Spain did increase its installed wind power capacity to 10% of its total electricity, although actual energy output is 10-30% of this, or 1-3% of total electricity, because the wind is intermittent and unreliable. However, Spain spent $3.7 billion on the program in 2007 alone, according to King Juan Carlos University economics professor Gabriel Calzada.
It created 50,000 jobs, mostly installing wind turbines, at $73,000 in annual subsidies per job – and 10,000 of these jobs have already been terminated. Spain’s economic problems have slashed the subsidies and put the remaining 40,000 jobs at risk.

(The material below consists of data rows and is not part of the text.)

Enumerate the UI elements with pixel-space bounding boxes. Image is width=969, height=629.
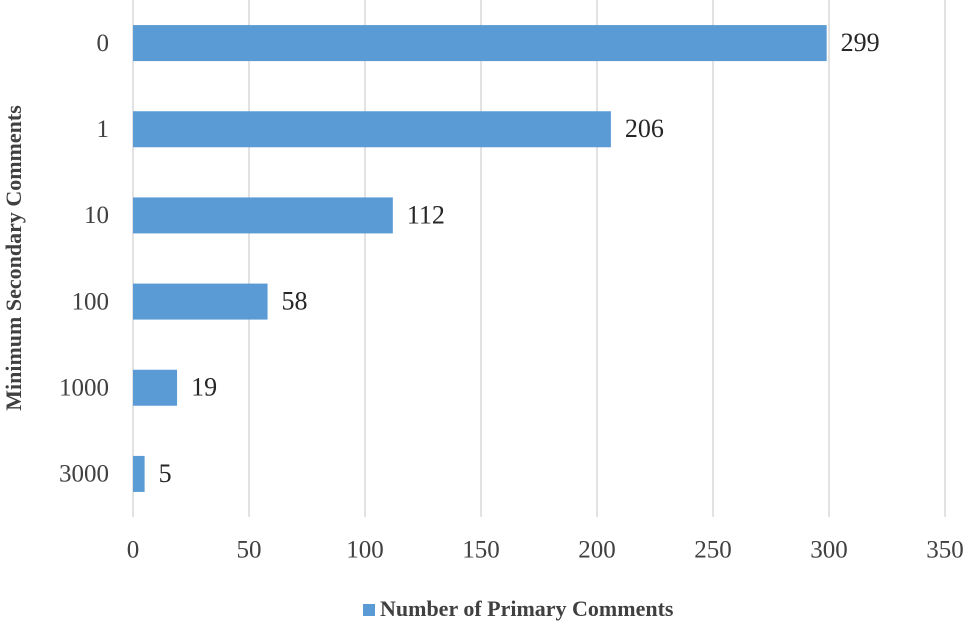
- x-tick-label: 150: [462, 537, 500, 564]
- data-label: 112: [407, 200, 445, 229]
- x-tick-label: 350: [926, 537, 964, 564]
- data-label: 206: [625, 114, 664, 143]
- data-label: 58: [282, 287, 308, 316]
- y-tick-label: 1000: [59, 374, 109, 401]
- data-label: 19: [191, 373, 217, 402]
- x-tick-label: 250: [694, 537, 732, 564]
- y-tick-label: 1: [97, 116, 110, 143]
- bar: [133, 283, 268, 320]
- y-tick-label: 100: [72, 288, 110, 315]
- data-label: 5: [159, 459, 172, 488]
- legend-label: Number of Primary Comments: [380, 596, 674, 621]
- bar: [133, 111, 611, 148]
- x-tick-label: 0: [127, 537, 140, 564]
- x-tick-label: 100: [346, 537, 384, 564]
- y-tick-label: 10: [84, 202, 109, 229]
- bar: [133, 369, 178, 406]
- bar: [133, 197, 393, 234]
- bar: [133, 455, 145, 492]
- x-tick-label: 50: [237, 537, 262, 564]
- x-tick-label: 200: [578, 537, 616, 564]
- data-label: 299: [841, 28, 880, 57]
- y-axis-title: Minimum Secondary Comments: [1, 105, 26, 411]
- bar: [133, 25, 827, 62]
- x-tick-label: 300: [810, 537, 848, 564]
- y-tick-label: 0: [97, 30, 110, 57]
- legend-swatch: [363, 604, 375, 616]
- y-tick-label: 3000: [59, 461, 109, 488]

Meanwhile, soaring prices for subsidized wind energy and carbon dioxide emission permits raised electricity prices for other businesses – causing 2.2 jobs to be lost for every “green” job created, says Calzada. Spain’s unemployment rate is now 17% and rising. That’s hardly the “success” story so often cited by Congress and the Obama Administration.
Across the Channel, Britain’s biggest wind-energy projects are in trouble. Just as the UK government announced its goal of creating 400,000 eco-jobs by 2015, a major green energy employers is ending production. All 7,000 turbines that Downing Street just committed to installing over the next decade will be manufactured – not in Britain, but in Germany, Denmark and China.

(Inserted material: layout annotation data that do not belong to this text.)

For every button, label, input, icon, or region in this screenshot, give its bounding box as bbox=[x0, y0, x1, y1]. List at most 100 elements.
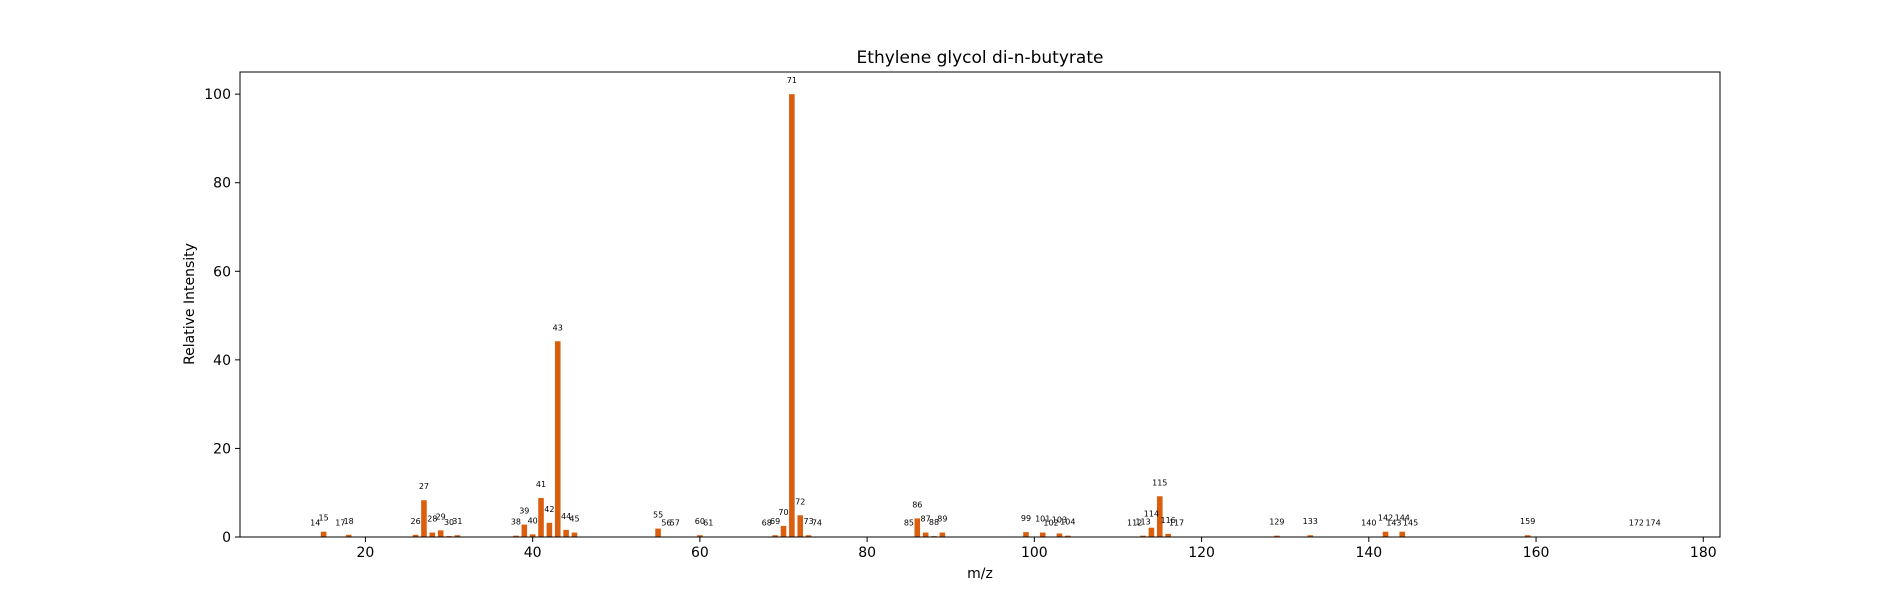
peak-label-mz-56: 56 bbox=[661, 519, 671, 528]
peak-label-mz-28: 28 bbox=[427, 515, 437, 524]
bar-mz-87 bbox=[922, 532, 929, 537]
bar-mz-103 bbox=[1056, 533, 1063, 537]
peak-label-mz-31: 31 bbox=[452, 517, 462, 526]
bar-mz-86 bbox=[914, 518, 921, 537]
bar-mz-69 bbox=[772, 535, 778, 537]
peak-label-mz-116: 116 bbox=[1160, 516, 1175, 525]
peak-label-mz-61: 61 bbox=[703, 519, 713, 528]
peak-label-mz-57: 57 bbox=[670, 519, 680, 528]
bar-mz-45 bbox=[571, 532, 578, 537]
peak-label-mz-42: 42 bbox=[544, 505, 554, 514]
x-tick-label: 180 bbox=[1690, 545, 1717, 561]
bar-mz-113 bbox=[1140, 535, 1146, 537]
x-tick-label: 100 bbox=[1021, 545, 1048, 561]
peak-label-mz-26: 26 bbox=[410, 517, 420, 526]
y-axis: 0 20 40 60 80 100 bbox=[204, 87, 240, 546]
bar-mz-26 bbox=[412, 534, 419, 537]
bar-mz-73 bbox=[805, 535, 812, 537]
x-tick-label: 80 bbox=[858, 545, 876, 561]
bar-mz-99 bbox=[1023, 532, 1029, 537]
bar-mz-18 bbox=[345, 534, 352, 537]
bar-mz-89 bbox=[939, 532, 946, 537]
bar-mz-38 bbox=[513, 535, 519, 537]
peak-label-mz-142: 142 bbox=[1378, 514, 1393, 523]
bar-mz-142 bbox=[1382, 531, 1389, 537]
peak-label-mz-18: 18 bbox=[344, 517, 354, 526]
bar-mz-129 bbox=[1274, 535, 1280, 537]
peak-label-mz-41: 41 bbox=[536, 480, 546, 489]
peak-label-mz-104: 104 bbox=[1060, 518, 1075, 527]
y-tick-label: 20 bbox=[213, 441, 231, 457]
peak-label-mz-73: 73 bbox=[803, 517, 813, 526]
bar-mz-44 bbox=[563, 529, 569, 537]
peak-label-mz-71: 71 bbox=[787, 76, 797, 85]
peak-label-mz-129: 129 bbox=[1269, 518, 1284, 527]
peak-label-mz-103: 103 bbox=[1052, 515, 1067, 524]
bar-mz-41 bbox=[538, 498, 544, 537]
peak-label-mz-85: 85 bbox=[904, 519, 914, 528]
bar-mz-28 bbox=[429, 532, 436, 537]
x-tick-label: 120 bbox=[1188, 545, 1215, 561]
bar-mz-101 bbox=[1039, 532, 1046, 537]
bar-mz-43 bbox=[554, 341, 561, 537]
peak-label-mz-145: 145 bbox=[1403, 519, 1418, 528]
bars-layer bbox=[312, 94, 1656, 537]
bar-mz-40 bbox=[529, 534, 536, 537]
peak-label-mz-68: 68 bbox=[762, 519, 772, 528]
peak-label-mz-174: 174 bbox=[1645, 519, 1660, 528]
peak-label-mz-86: 86 bbox=[912, 500, 922, 509]
bar-mz-72 bbox=[797, 515, 804, 537]
y-tick-label: 80 bbox=[213, 176, 231, 192]
peak-label-mz-159: 159 bbox=[1520, 517, 1535, 526]
bar-mz-29 bbox=[437, 530, 444, 537]
peak-label-mz-140: 140 bbox=[1361, 519, 1376, 528]
peak-label-mz-29: 29 bbox=[436, 512, 446, 521]
bar-mz-55 bbox=[655, 528, 661, 537]
peak-label-mz-44: 44 bbox=[561, 512, 571, 521]
y-tick-label: 100 bbox=[204, 87, 231, 103]
bar-mz-159 bbox=[1524, 535, 1531, 537]
peak-label-mz-117: 117 bbox=[1169, 519, 1184, 528]
peak-label-mz-99: 99 bbox=[1021, 514, 1031, 523]
x-tick-label: 60 bbox=[691, 545, 709, 561]
bar-mz-133 bbox=[1307, 535, 1314, 537]
peak-label-mz-30: 30 bbox=[444, 518, 454, 527]
peak-label-mz-144: 144 bbox=[1395, 514, 1410, 523]
x-tick-label: 40 bbox=[524, 545, 542, 561]
peak-label-mz-55: 55 bbox=[653, 511, 663, 520]
plot-frame bbox=[239, 71, 1721, 538]
peak-label-mz-27: 27 bbox=[419, 482, 429, 491]
peak-label-mz-101: 101 bbox=[1035, 515, 1050, 524]
bar-mz-115 bbox=[1156, 496, 1163, 537]
x-axis-title: m/z bbox=[967, 566, 993, 582]
peak-label-mz-14: 14 bbox=[310, 519, 320, 528]
bar-mz-116 bbox=[1165, 533, 1171, 537]
bar-mz-39 bbox=[521, 524, 528, 537]
bar-mz-144 bbox=[1399, 531, 1406, 537]
bar-mz-70 bbox=[780, 525, 787, 537]
peak-label-mz-89: 89 bbox=[937, 515, 947, 524]
x-tick-label: 140 bbox=[1355, 545, 1382, 561]
y-axis-title: Relative Intensity bbox=[182, 243, 198, 365]
y-tick-label: 60 bbox=[213, 264, 231, 280]
peak-label-mz-60: 60 bbox=[695, 517, 705, 526]
bar-mz-15 bbox=[320, 531, 327, 537]
peak-label-mz-112: 112 bbox=[1127, 519, 1142, 528]
peak-label-mz-115: 115 bbox=[1152, 478, 1167, 487]
peak-label-mz-102: 102 bbox=[1043, 519, 1058, 528]
peak-label-mz-88: 88 bbox=[929, 518, 939, 527]
chart-title: Ethylene glycol di-n-butyrate bbox=[857, 48, 1104, 68]
peak-label-mz-143: 143 bbox=[1386, 519, 1401, 528]
peak-label-mz-113: 113 bbox=[1135, 518, 1150, 527]
y-tick-label: 40 bbox=[213, 353, 231, 369]
bar-mz-42 bbox=[546, 522, 553, 537]
peak-label-mz-70: 70 bbox=[778, 508, 788, 517]
peak-label-mz-43: 43 bbox=[553, 323, 563, 332]
peak-label-mz-39: 39 bbox=[519, 507, 529, 516]
bar-mz-27 bbox=[421, 500, 427, 537]
bar-mz-114 bbox=[1148, 527, 1155, 537]
peak-label-mz-17: 17 bbox=[335, 519, 345, 528]
x-tick-label: 20 bbox=[357, 545, 375, 561]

For businesses, existing global warming policies have added 21% to industrial electricity bills since 2001, and this will rise to 55% by 2020, the UK government admits. Its latest renewable energy strategy will add another 15% – meaning the total impact on British industry will likely be a prohibitive 70% cost increase over two decades. This is the result of the government’s plans to cut carbon dioxide emissions 34% below 1990 levels by 2020, and increase the share of renewables, especially wind, from 6% to 31% of Britain’s electricity.
These cost hikes could make British manufacturers uncompetitive, and send thousands more jobs overseas, the Energy Intensive Users Group reports. English steel mills could become “unable to compete globally, even at current domestic energy prices,” says British journalist Dominic Lawson; “but deliberately to make them uncompetitive is industrial vandalism – and even madness … a futile gesture ... and immoral.”